For instance, to create field plot labels based on the Avery 94241 template, the field_label() function is used as shown in the code snippet below:

library(qrlabelr)

field_label(dat = qrlabelr::square_lattice,
            wdt = 5, 
            hgt = 2,
            page_wdt = 8.5, 
            page_hgt = 11,
            top_mar = 0.75, 
            bot_mar = 0.75, 
            left_mar = 1.75, 
            right_mar = 1.75, 
            numrow = 4L, 
            numcol = 1L, 
            filename = 'PlotLabel', 
            font_sz = 20, 
            Trial = 'PYT', 
            Year = 2023, 
            family = 'sans', 
            rounded = TRUE, 
            IBlock = TRUE,
            get_unique_id = "ruid", 
            rname = "AW Kena", 
            rep_id = 'REP',
            plot_id = 'PLOT',
            row_id = 'ROW', 
            col_id = 'COLUMN', 
            loc_id = 'LOCATION',
            entry_id = 'TREATMENT', 
            IBlock_id = 'IBLOCK', 
            seed_source = TRUE, 
            seed_source_id = "SEED_SOURCE" 
            )

The above example creates field plot labels using a sample fieldbook named square_lattice generated with the FielDHub package.
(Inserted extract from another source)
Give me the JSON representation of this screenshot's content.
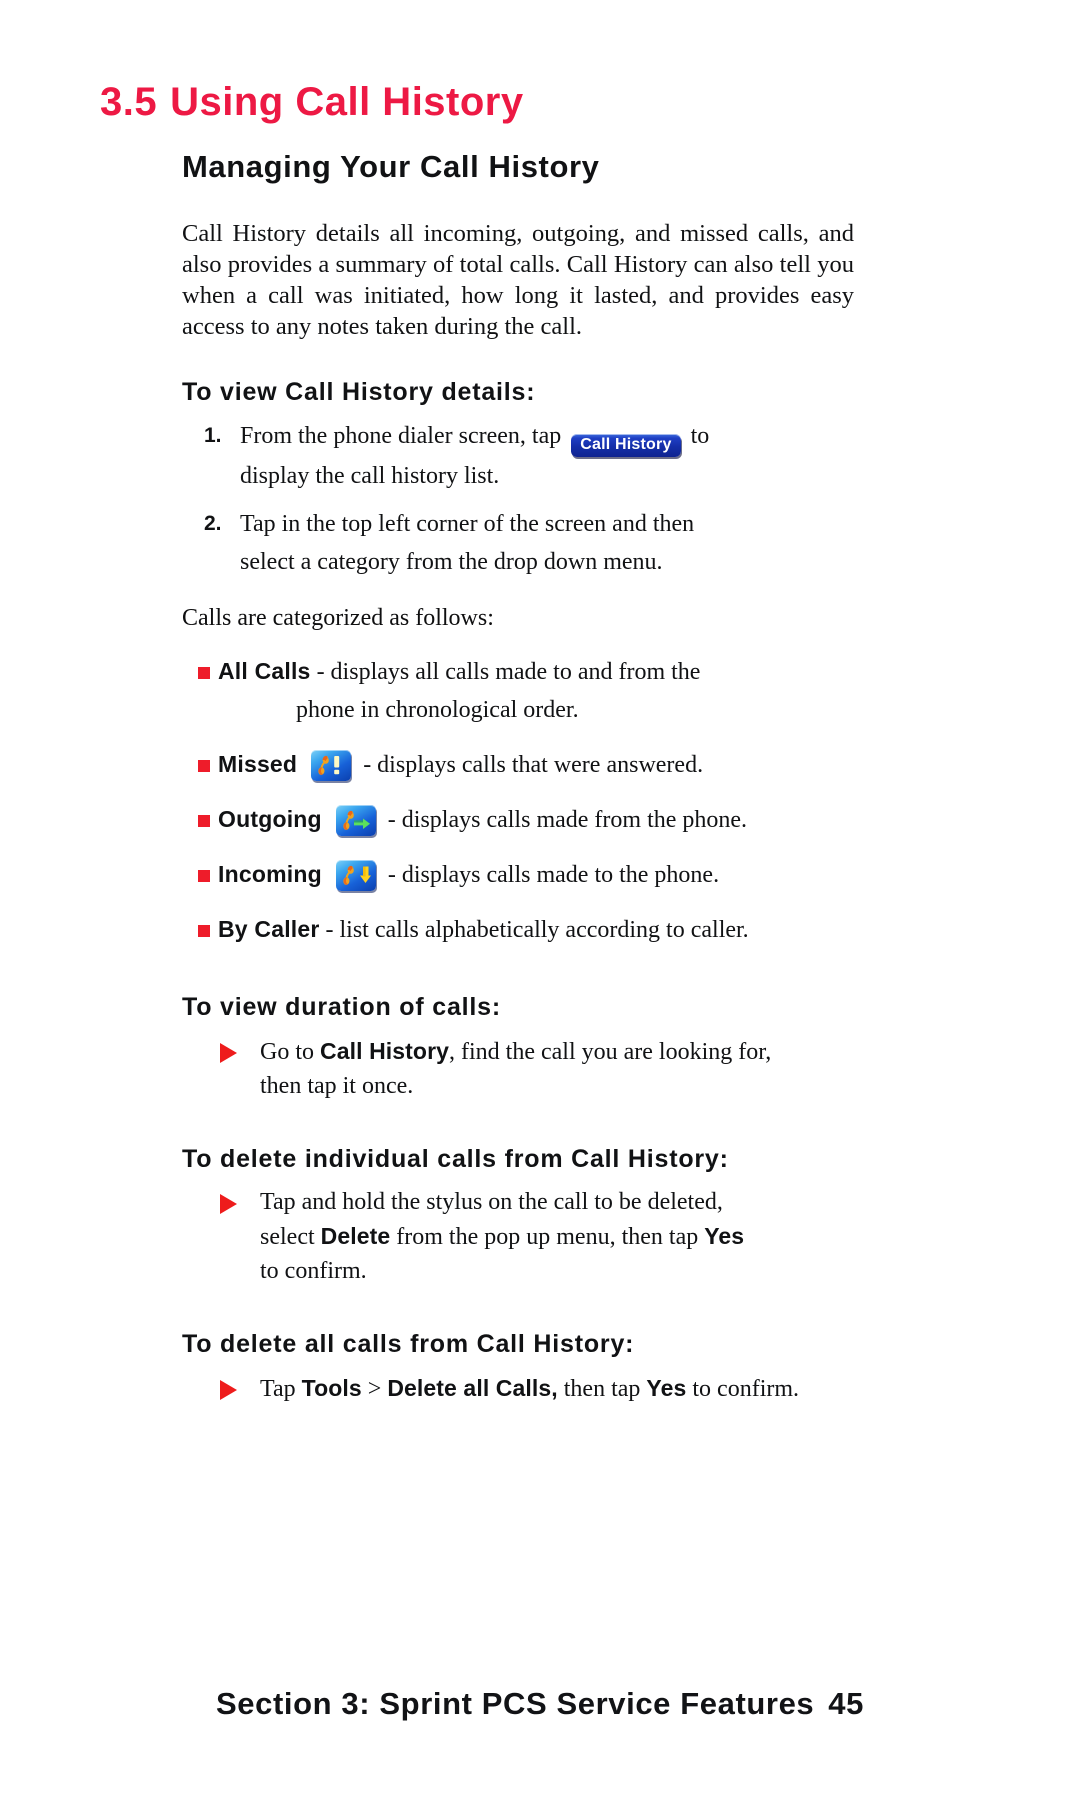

The square_lattice sample fieldbook is available in the qrlabelr package, and it was generated based on a Square Lattice Design layout at two locations.

It follows from the above example that to create any custom rectangular label based on a template, users must specify page setting and label dimension parameters using the following arguments:

  • wdt: label width in inches
  • hgt: label height in inches
  • page_wdt: page width in inches
  • page_hgt: page height in inches
  • top_mar: top page margin in inches
  • bot_mar: bottom page margin in inches
  • left_mar: left page margin in inches
  • right_mar: right page margin in inches
  • numrow: number of label rows per page
  • numcol: number of label columns per page

The example above creates labels with QR codes generated using the reproducible unique IDs method (get_unique_id = "ruid"); researcher's name = "AW Kena"; intra-blocks (IBlock = TRUE); and a font family of = family = 'sans'.

The arguments Trial = 'PYT' and Year = 2023 are required if the method for generating unique IDs for QR codes is set to get_unique_id = "ruid". Users can set the font size for the label using the font_sz argument. Rectangular labels with rounded corners are generated with the argument rounded = TRUE, else set it to rounded = FALSE.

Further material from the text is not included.